Everyone that is being moved by bus or plane is part of a family unit, and has been initially processed for criminal connections, and given a medical assessment to make sure they are medically cleared to fly, according to the official.
The CBP official said authorities were looking at locations across the country where CBP has temporary detention facilities and adequate computer systems to be able to process the immigrants upon arrival. Those locations are primarily along the northern and coastal border, the official said.
The official denied that the contingency plans being laid were targeting sanctuary cities, which would be in line with President Trump's stated intention of sending immigrants to sanctuary cities.
"All we are looking at right now is where we have the capacity and the bandwidth for the computer systems, and the computer systems to be able to do the processing," the official said.
Lawmakers trade blame
Several lawmakers who represent Florida in Congress said details were in short supply -- though they traded blame over who was responsible for the situation.
Republican Sen.

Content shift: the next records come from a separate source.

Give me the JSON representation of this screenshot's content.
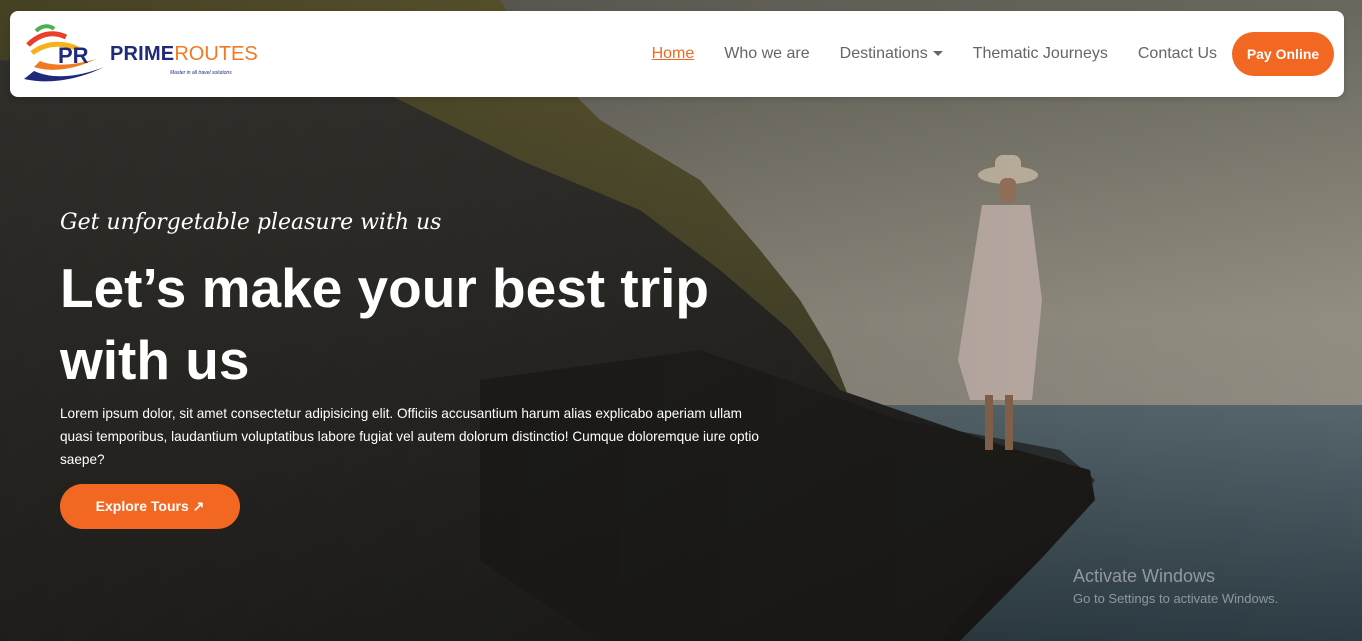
{
  "brand": {
    "name_part1": "PRIME",
    "name_part2": "ROUTES",
    "tagline": "Master in all travel solutions"
  },
  "nav": {
    "items": [
      {
        "label": "Home",
        "active": true
      },
      {
        "label": "Who we are",
        "active": false
      },
      {
        "label": "Destinations",
        "active": false,
        "dropdown": true
      },
      {
        "label": "Thematic Journeys",
        "active": false
      },
      {
        "label": "Contact Us",
        "active": false
      }
    ],
    "pay_label": "Pay Online"
  },
  "hero": {
    "tagline": "Get unforgetable pleasure with us",
    "headline": "Let’s make your best trip with us",
    "description": "Lorem ipsum dolor, sit amet consectetur adipisicing elit. Officiis accusantium harum alias explicabo aperiam ullam quasi temporibus, laudantium voluptatibus labore fugiat vel autem dolorum distinctio! Cumque doloremque iure optio saepe?",
    "cta_label": "Explore Tours ↗"
  },
  "watermark": {
    "title": "Activate Windows",
    "subtitle": "Go to Settings to activate Windows."
  },
  "colors": {
    "accent": "#f26722",
    "brand_blue": "#1f2a7a",
    "nav_text": "#666666"
  }
}
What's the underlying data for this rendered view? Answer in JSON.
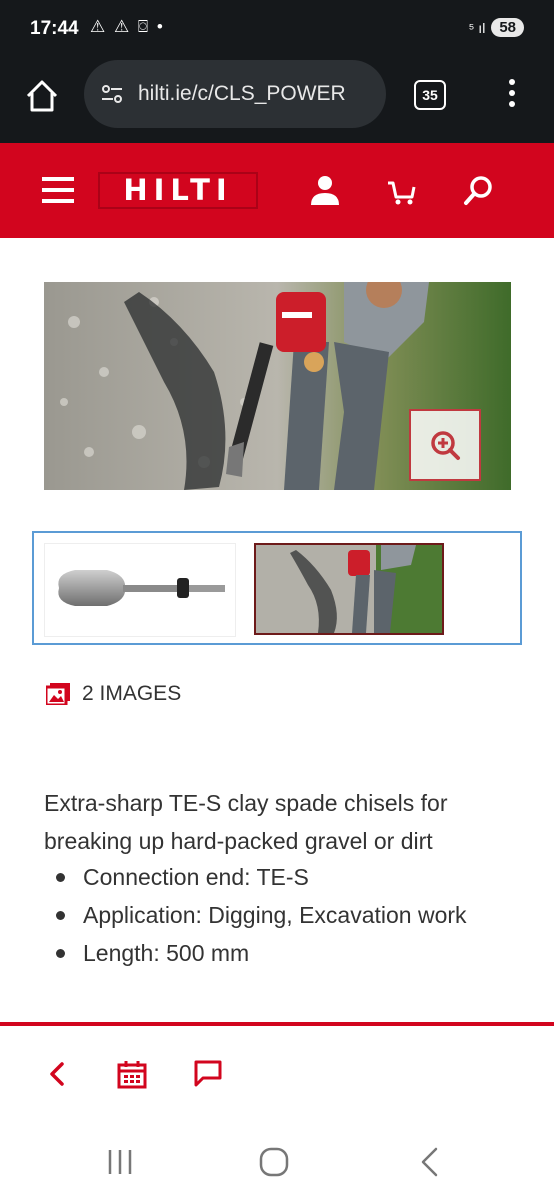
{
  "status_bar": {
    "time": "17:44",
    "notifications": "⚠ ⚠ ⌼ •",
    "signal": "⁵ ıl",
    "battery": "58"
  },
  "browser": {
    "url": "hilti.ie/c/CLS_POWER",
    "tab_count": "35"
  },
  "header": {
    "brand": "HILTI"
  },
  "gallery": {
    "images_count_label": "2 IMAGES"
  },
  "product": {
    "description": "Extra-sharp TE-S clay spade chisels for breaking up hard-packed gravel or dirt",
    "bullets": [
      "Connection end: TE-S",
      "Application: Digging, Excavation work",
      "Length: 500 mm"
    ]
  },
  "colors": {
    "brand_red": "#d2051e",
    "thumb_border": "#5b9bd5",
    "dark_bar": "#15181b"
  }
}
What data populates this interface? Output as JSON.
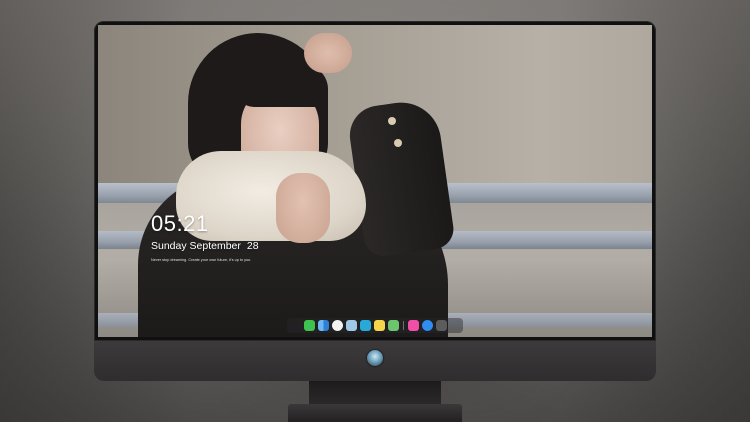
{
  "lock_screen": {
    "time": "05:21",
    "weekday_month": "Sunday September",
    "day": "28",
    "quote": "Never stop dreaming. Create your own future, it's up to you."
  },
  "dock": {
    "items": [
      {
        "name": "messages",
        "icon": "messages-icon",
        "color": "#3fc14f"
      },
      {
        "name": "finder",
        "icon": "finder-icon",
        "color": "#3b8de0"
      },
      {
        "name": "clock",
        "icon": "clock-icon",
        "color": "#f2f2f2"
      },
      {
        "name": "preview",
        "icon": "preview-icon",
        "color": "#9fc7e6"
      },
      {
        "name": "videos",
        "icon": "clapperboard-icon",
        "color": "#28a9d9"
      },
      {
        "name": "notes",
        "icon": "notes-icon",
        "color": "#f7d54a"
      },
      {
        "name": "photos",
        "icon": "photos-icon",
        "color": "#6cc46f"
      },
      {
        "name": "music",
        "icon": "music-icon",
        "color": "#f04ea7"
      },
      {
        "name": "app-store",
        "icon": "app-store-icon",
        "color": "#2f8cf0"
      },
      {
        "name": "camera",
        "icon": "camera-icon",
        "color": "#5c5c5c"
      }
    ]
  }
}
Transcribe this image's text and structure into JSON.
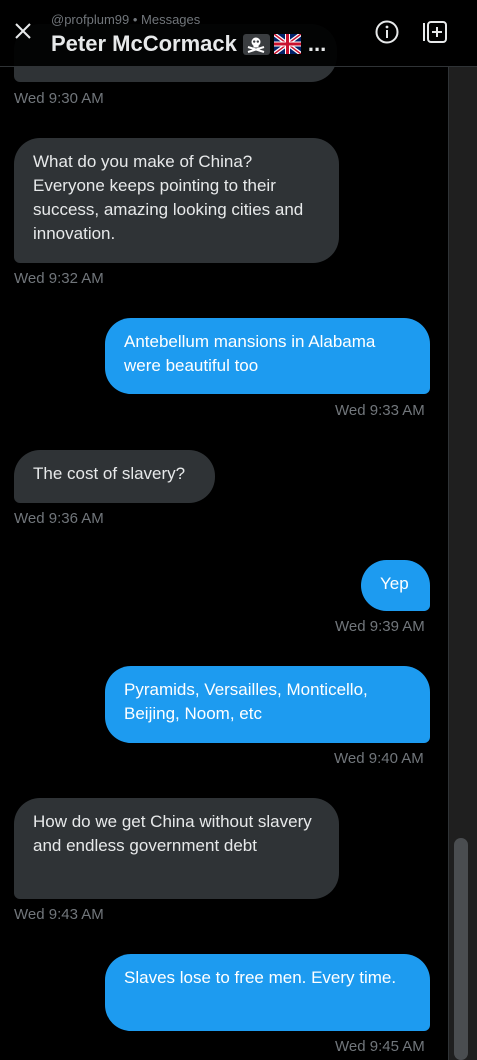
{
  "header": {
    "subtitle": "@profplum99 • Messages",
    "title": "Peter McCormack",
    "ellipsis": "..."
  },
  "messages": [
    {
      "dir": "in",
      "text": "",
      "time": "Wed 9:30 AM"
    },
    {
      "dir": "in",
      "text": "What do you make of China? Everyone keeps pointing to their success, amazing looking cities and innovation.",
      "time": "Wed 9:32 AM"
    },
    {
      "dir": "out",
      "text": "Antebellum mansions in Alabama were beautiful too",
      "time": "Wed 9:33 AM"
    },
    {
      "dir": "in",
      "text": "The cost of slavery?",
      "time": "Wed 9:36 AM"
    },
    {
      "dir": "out",
      "text": "Yep",
      "time": "Wed 9:39 AM"
    },
    {
      "dir": "out",
      "text": "Pyramids, Versailles, Monticello, Beijing, Noom, etc",
      "time": "Wed 9:40 AM"
    },
    {
      "dir": "in",
      "text": "How do we get China without slavery and endless government debt",
      "time": "Wed 9:43 AM"
    },
    {
      "dir": "out",
      "text": "Slaves lose to free men. Every time.",
      "time": "Wed 9:45 AM"
    }
  ],
  "colors": {
    "background": "#000000",
    "incoming_bubble": "#2f3336",
    "outgoing_bubble": "#1d9bf0",
    "timestamp": "#71767b"
  },
  "icons": [
    "close-icon",
    "pirate-flag-icon",
    "uk-flag-icon",
    "info-icon",
    "add-to-group-icon"
  ]
}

Marco Rubio said he'd sent a list of questions over the matter to Acting Homeland Security Secretary Kevin McAleenan.
Republican Sen. Rick Scott's office said Democrats were to blame for refusing to fix a crisis at the border, adding that Scott is seeking additional information from local sheriffs, the White House and the Department of Homeland Security.
Democratic Rep. Ted Deutch slammed what he said was a "stunning amount of confusion" over the administration's immigration policy.
"Our diverse community treats immigrants with dignity and respect; the Administration should do the same," he said in a statement. "That starts with a thoughtful plan rather than a rash decision apparently made by some in the Administration without any consultation with the rest of the government."
Earlier this month, CBP said more people had been apprehended illegally crossing the US-Mexico border this fiscal year than any year since 2009. The CBP official said on Friday that the agency has apprehended on average of 4,500 people over the past seven days.
And for months, the agency has been sounding alarm bells as it faces more families and children coming across the border -- a shift from previous years when single adult males made up a large number of border apprehensions. Facilities are over capacity , officials say, and they've asked the military for more help dealing with the influx .
Sanctuary cities under fire
Word of the proposed plan to send large groups of migrants to South Florida comes weeks after Trump vowed to send migrants to sanctuary cities, local jurisdictions that limit cooperation with federal authorities when it comes to immigration enforcement.
The administration initially denied that the plan was under active consideration. After reports surfaced in the press where DHS officials said the plan had been scrapped, the President tweeted saying he was considering it.
"We're sending many many of them to sanctuary cities," Trump told a rally in Green Bay, Wisconsin, last month . "They ain't too happy about it. I'm proud to tell you that was actually my sick idea."
There are no sanctuary cities in Florida. And state lawmakers approved a sanctuary city ban earlier this month.
Bernard, a Democrat and Palm Beach County's mayor, told CNN Friday that he hoped reasons for transporting the migrants aren't political.
"We hope that this is not politically motivated," he said, "because of the fact that when we're dealing with issues in Palm Beach County in terms of homelessness, housing, hurricanes, we don't look at political affiliations. We look at addressing the needs of our residents."
Bernard said he hopes the administration will create a more concrete plan to deal with the situation. And local taxpayers, he said, shouldn't have to pick up the tab.